Goal: prove degraded-mode behavior and clean recovery.

Commands:

devcd status
devcd doctor
devcd doctor --fix
devcd run
devcd doctor

Expected signals:

  • Degraded state is explicit when daemon is down.
  • doctor --fix applies only safe local repairs.
  • Full pass returns after daemon restart.

Stop conditions:

  • Recovery path is unclear or non-reproducible.

Phase D: Policy and Security Boundaries

Goal: validate local-first and deny-by-default behavior.

Commands:

devcd agentic run --runner codex --json
devcd integrations openclaw --smoke-test

Expected signals:

  • Runner start is denied by default unless explicitly configured.
  • MCP integration remains read-only and shape checks pass.

Critical failure conditions:

  • Unexpected remote export behavior.
  • Unexpected write-capable MCP surface.
  • Sensitive/raw payload leakage into user-facing context outputs.

Phase E: Simulated Agent Handoff

Goal: measure practical handoff quality, not only technical correctness.

Procedure:

  1. End one working session with devcd handoff or devcd capture metadata.
  2. Start a fresh session using only devcd agentic action-packet and devcd context passport.
  3. Measure time to first useful action and number of recap-style questions.

Pass signal:

  • Fresh session starts productively from packet/passport without full recap.

Quality Score (0-100)

Score DevCD with weighted dimensions:

  • 30% Utility: Fresh session reaches first useful action quickly.
  • 25% Reliability: Scenario pass rate without manual workarounds.
  • 20% Recovery: Degraded mode and recovery are reproducible.
  • 15% Policy fidelity: deny/withheld/read-only behavior is correct.
  • 10% Integration readiness: MCP/OpenClaw smoke path is stable.

Formula:

Total = Utility*0.30 + Reliability*0.25 + Recovery*0.20 + Policy*0.15 + Integration*0.10

Interpretation:

  • 90-100: production-like confidence for local workflows
  • 75-89: strong pre-alpha behavior with focused polish needs
  • 60-74: usable but requires stabilization before broad adoption
  • below 60: address blockers before wider rollout

Minimal Evidence Pack

Collect these artifacts per run:

  • Command log (executed commands + key outputs)
  • Completed scorecard
  • Top 3 strengths
  • Top 3 improvements
  • Go/No-Go recommendation for broader team usage

Automated Outcome Evaluation

The manual playbook above gives qualitative signal across the full Phase A-E lifecycle. The automated outcome eval loop covers four specific regression-prone failure modes that cannot be detected by unit tests alone.

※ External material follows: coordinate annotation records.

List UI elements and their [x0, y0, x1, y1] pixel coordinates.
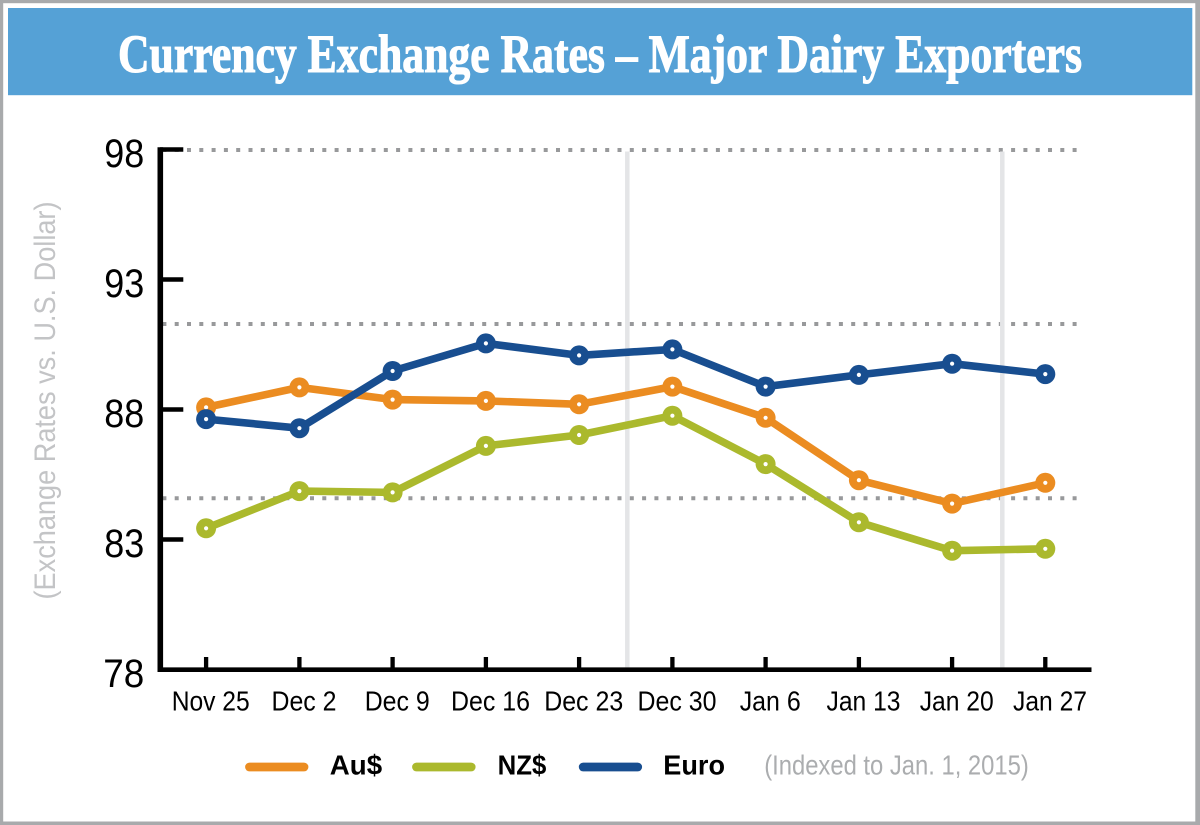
svg-text:Euro: Euro: [663, 749, 725, 780]
svg-text:Dec 9: Dec 9: [365, 685, 430, 716]
svg-text:Jan 27: Jan 27: [1013, 685, 1087, 716]
svg-text:93: 93: [104, 262, 144, 306]
svg-text:(Exchange Rates vs. U.S. Dolla: (Exchange Rates vs. U.S. Dollar): [29, 202, 62, 600]
svg-text:(Indexed to Jan. 1, 2015): (Indexed to Jan. 1, 2015): [764, 749, 1029, 780]
svg-text:Dec 30: Dec 30: [638, 685, 717, 716]
svg-text:NZ$: NZ$: [498, 749, 547, 780]
svg-text:98: 98: [104, 132, 144, 176]
svg-text:83: 83: [104, 522, 144, 566]
svg-text:78: 78: [103, 652, 144, 696]
svg-text:Jan 20: Jan 20: [920, 685, 994, 716]
svg-text:Jan 13: Jan 13: [827, 685, 901, 716]
svg-text:Currency Exchange Rates – Majo: Currency Exchange Rates – Major Dairy Ex…: [118, 24, 1082, 84]
svg-text:Dec 23: Dec 23: [544, 685, 623, 716]
svg-text:88: 88: [104, 392, 144, 436]
svg-text:Nov 25: Nov 25: [172, 685, 250, 716]
svg-text:Au$: Au$: [330, 749, 383, 780]
svg-text:Jan 6: Jan 6: [740, 685, 801, 716]
svg-text:Dec 2: Dec 2: [272, 685, 337, 716]
svg-text:Dec 16: Dec 16: [451, 685, 530, 716]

Run this before any release and after changes to the agentic context, compliance, or handoff paths.

Four Failure Modes Under Automated Test

Mode What it measures Pytest target
Turn-0 recap risk Does the Action Packet carry enough context that an agent can start without asking "What is your goal?" test_action_packet_turn0_risk_* in tests/test_agentic_context.py
Incorrect resource choice Does concise variant carry the required handoff fields? Does the escalation to detailed only trigger when needed? test_action_packet_json_includes_turn0_risk_low_after_handoff in tests/test_cli.py
Staleness drift Is a goal older than 24 h flagged with staleness_flag=true and a warning in the compliance report? test_action_packet_staleness_flag_* and test_compliance_json_shows_staleness_warning_for_old_goal
False completion resistance Does the completion gate warn when an agent claims done without having read the Action Packet in the current session? test_completion_check_warns_when_handoff_exists_but_packet_never_read

Automated Eval Commands

Run the targeted outcome eval suite:

python -m pytest tests/test_agentic_context.py -q -k "turn0_risk or staleness"
python -m pytest tests/test_cli.py -q -k "eval_signal or consumption_gap or staleness"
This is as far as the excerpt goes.